Converting JSON to CSV via API for Data Exports

JSON

Flattening JSON for CSV Export

JSON is great for APIs but awkward for spreadsheets. Converting nested JSON to CSV makes data consumable by Excel, Google Sheets, and BI tools without any post-processing.

The Flattening Challenge

Consider a nested structure:

[
  { "id": 1, "user": { "name": "Alice", "email": "[email protected]" }, "score": 99 },
  { "id": 2, "user": { "name": "Bob",   "email": "[email protected]"   }, "score": 87 }
]

A naive conversion would put the entire user object in one column. The API flattens nested keys using dot-notation by default:

id user.name user.email score
1 Alice [email protected] 99
2 Bob [email protected] 87

API Usage

curl -X POST https://api.toolkitapi.io/v1/convert/json-to-csv \
  -H "X-API-Key: $API_KEY" \
  -H "Content-Type: application/json" \
  -d '{"data": [{"id":1,"name":"Alice"},{"id":2,"name":"Bob"}]}'

The response is a plain-text CSV, ready to write to a .csv file.

Key Options

  • delimiter — default ,, use \t for TSV
  • flatten_depth — limit how deep nested objects are flattened (default: unlimited)
  • null_value — string to use for null fields (default: empty string)

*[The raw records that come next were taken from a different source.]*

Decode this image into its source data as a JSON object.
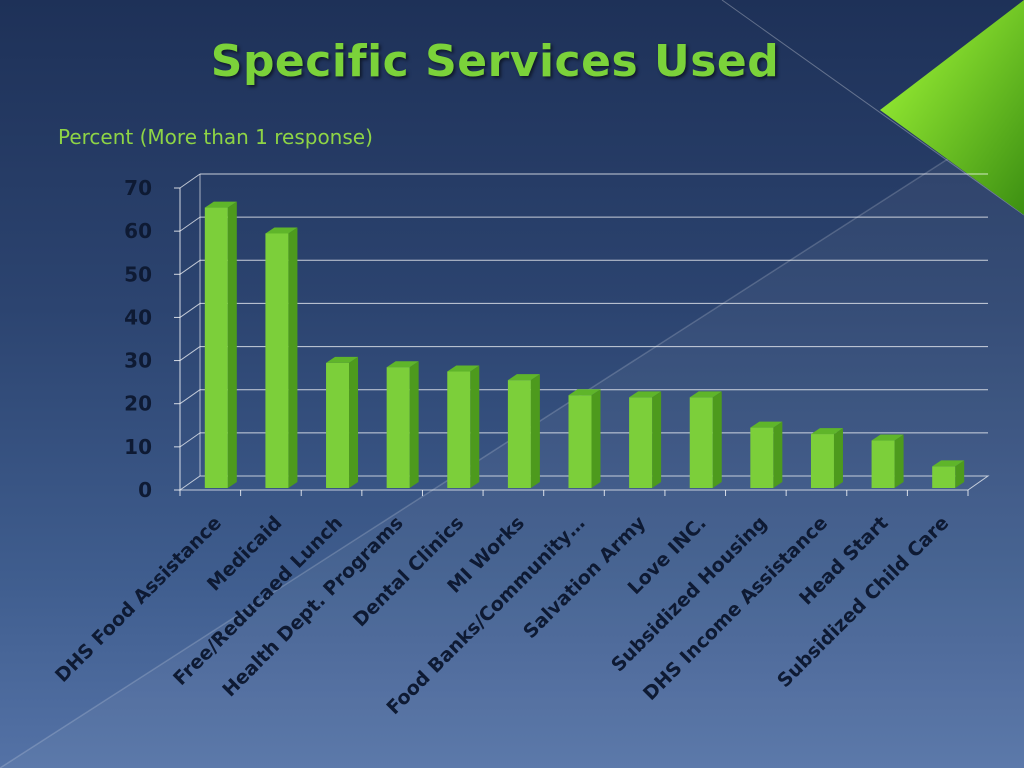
{
  "slide": {
    "title": "Specific Services Used"
  },
  "chart_data": {
    "type": "bar",
    "title": "",
    "subtitle": "Percent (More than 1 response)",
    "xlabel": "",
    "ylabel": "",
    "ylim": [
      0,
      70
    ],
    "yticks": [
      0,
      10,
      20,
      30,
      40,
      50,
      60,
      70
    ],
    "grid": true,
    "legend": "none",
    "bar_color": "#7ccf3a",
    "categories": [
      "DHS Food Assistance",
      "Medicaid",
      "Free/Reducaed Lunch",
      "Health Dept. Programs",
      "Dental Clinics",
      "MI Works",
      "Food Banks/Community…",
      "Salvation Army",
      "Love INC.",
      "Subsidized Housing",
      "DHS Income Assistance",
      "Head Start",
      "Subsidized Child Care"
    ],
    "values": [
      65,
      59,
      29,
      28,
      27,
      25,
      21.5,
      21,
      21,
      14,
      12.5,
      11,
      5
    ]
  }
}
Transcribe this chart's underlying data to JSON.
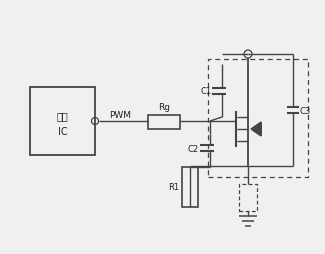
{
  "bg_color": "#f0f0f0",
  "line_color": "#444444",
  "text_color": "#222222",
  "fig_width": 3.25,
  "fig_height": 2.55,
  "dpi": 100,
  "ic_text1": "电源",
  "ic_text2": "IC",
  "pwm_label": "PWM",
  "rg_label": "Rg",
  "c1_label": "C1",
  "c2_label": "C2",
  "c3_label": "C3",
  "r1_label": "R1"
}
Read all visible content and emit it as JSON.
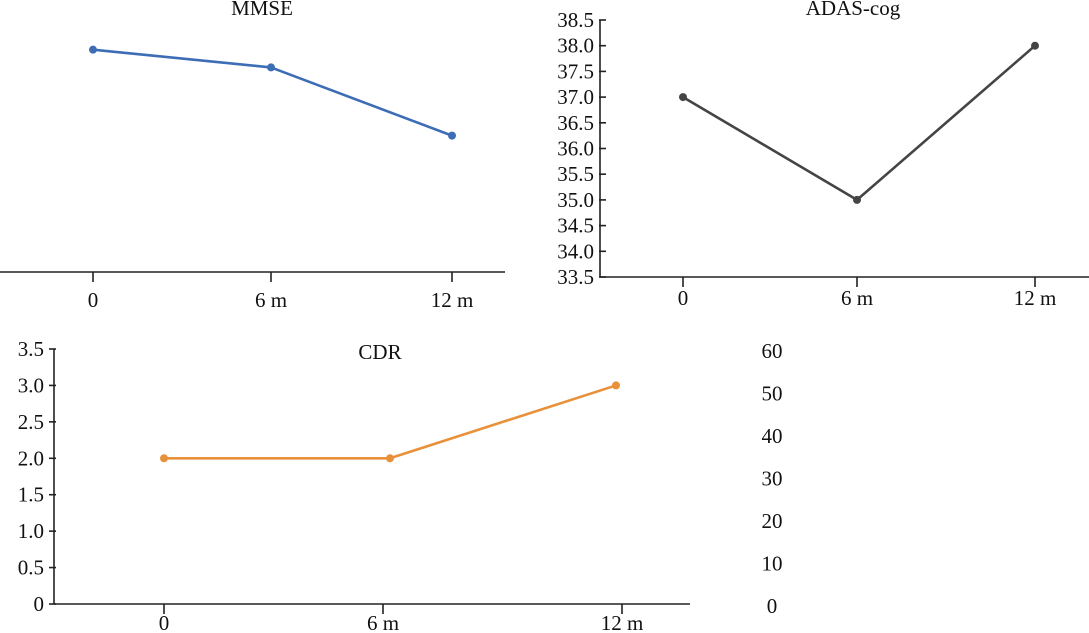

Handling Arrays Inside Objects

When a field is an array (e.g., tags), the API serialises it as a JSON string in the cell unless you specify expand_arrays: true, which repeats the parent row for each array element.

Automating Data Exports

import httpx, csv, io

resp = httpx.post(
    "https://api.toolkitapi.io/v1/convert/json-to-csv",
    headers={"X-API-Key": API_KEY},
    json={"data": records, "delimiter": ","},
)
reader = csv.DictReader(io.StringIO(resp.text))
for row in reader:
    print(row)

This pattern works well in data pipelines where you fetch JSON from one service and need to write CSV to an S3 bucket or email attachment.